In this case study: How The TicketSellers provided an anti-fraud system for Glastonbury 2019, detecting and preventing wristband theft, touting and other unauthorised access to the festival held at Worthy Farm, Pilton, UK.

Introduction

We were approached by Glastonbury in late 2018 after they had seen our system in use at Boomtown. Like all events, Glastonbury has people attempting to access the event site without buying a ticket in the first place. Whilst Glastonbury has its  origins in the free spirited 70’s, modern licensing restrictions and the sheer popularity of the event mean there has to be tighter controls around who can access the site.

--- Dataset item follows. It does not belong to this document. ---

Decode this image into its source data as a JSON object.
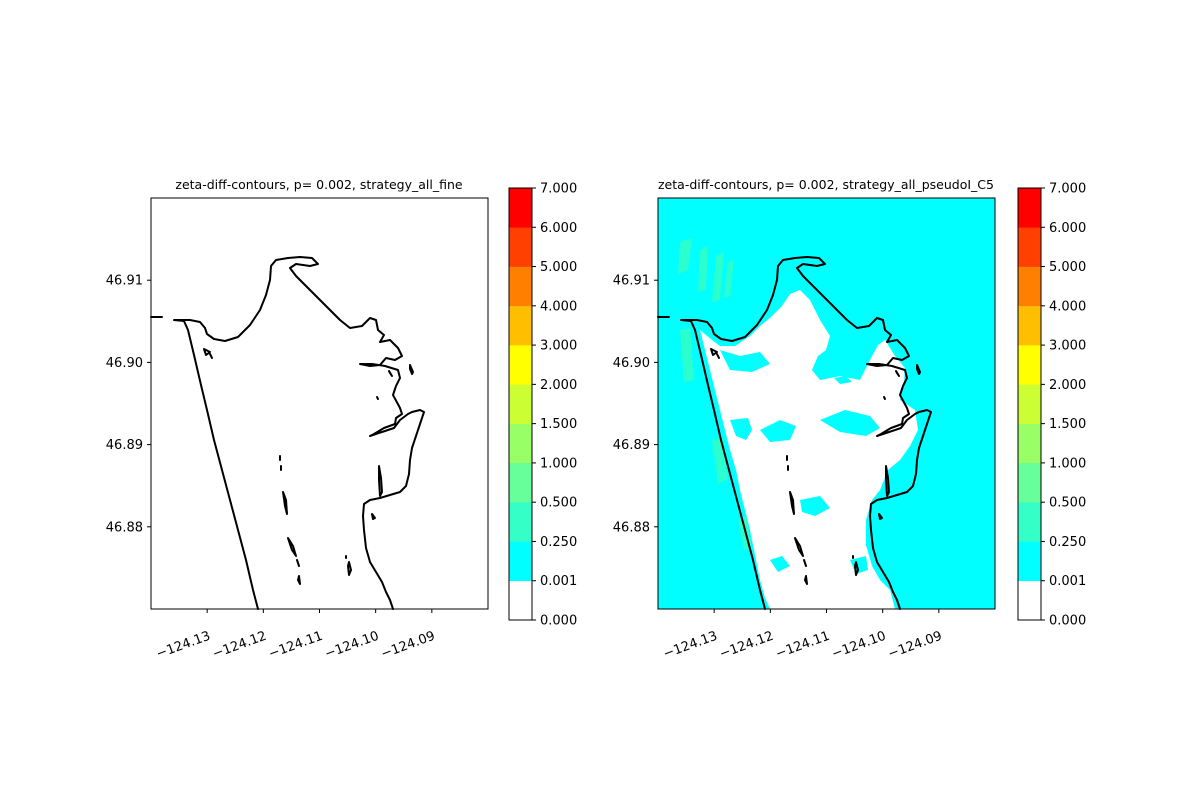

The Glastonbury organisers were impressed with our passouts system which tracks people arriving at and leaving from the Boomtown event site. They saw the potential to be rolled out across Glastonbury but there were a number of logistical and marketing challenges which needed to be overcome first.

The problem

In order for our system to work there were a number of problems which needed to be overcome.

First, there is no scanning at any of the Glastonbury gates and our system relies completely on being able to scan wristbands.

Second, Glastonbury is a huge operation with more people working at the festival than attend most other festivals in total.

Third, introducing scanning has the potential to sound a bit scary to attendees so it was important that the whole process was managed and communicated carefully.

The solution

Spindlewood own the networking infrastructure at Glastonbury so naturally we approached them first to establish that WIFI and power could be provided at each of the scanning locations – 24 gates around the Glastonbury perimeter. Power is already in place at the public entrances in order to power the UV scanners used to check Glastonbury’s paper tickets so that was relatively easy to add to the remaining crew gates.

Spindlewood agreed a price with Glastonbury to provide WIFI coverage at all 24 gates and first hurdle cleared we moved onto the next problem.

The sheer size of Glastonbury means rolling out any new system is challenging. Luckily many of the senior team members also work at other events which happen to be clients of ours so we already had a relationship in place and they had already experienced our system at other events.

We agreed to roll the scanning system out to 24,000 crew for year 1 with plans to expand in future years. The crew to be involved in this were identified and a training plan for the 250+ scanning team at the event was put in place.

Finally, Glastonbury correctly realised that once people knew that a scanning system was going to be put in place there would be speculation online around the reasons and how to circumvent it. We briefed our team to keep quiet and to allow Glastonbury’s organisers to do their thing in terms of communicating the changes.

The results

A team from The TicketSellers set off to Glastonbury a week and half before it opened to the public in 2019. Armed with 36 laptops, 150 scanners, 10 spreadsheets, 2 caravans and 1 copy of GarageBand (to ensure our own composition was played at Glastonbury) we arrived on site ready to work.

Within 2 days we had installed laptops and scanners at all 24 gates.

The following day we had trained 250 Oxfam staff in using the scanners.

On Saturday we had an early roll out to security to start the scanning process.

On Sunday we handed over scanning duties to Oxfam.

On Monday we showed Glastonbury staff our reporting system. This shows, amongst other things:

– How busy each gate is throughout the day

– How many times each person has left/re-entered the event

– Any suspicious activity (e.g. people smuggling wristbands out of the event and selling them to the public)

– Any activity which is predicted to be suspicious (AI analyses user activity and flags up anything which looks like it could lead to suspicious behaviour)

Post-event feedback

Obviously with a service like this it’s difficult to publicly state quantified figures as to how much wristband theft/fraud was prevented, but suffice to say we were asked to return to Glastonbury 2020 with an increased scope for scanning. 

Sometimes just having a system like this in place is enough to deter people from trying to sneak into the event site, and the insights provided by a system which is continually monitoring activity in/out of the site add a lot of value when planning subsequent events.

We will be very happy to work with Glastonbury when the event is next able to go ahead, in a post-pandemic world.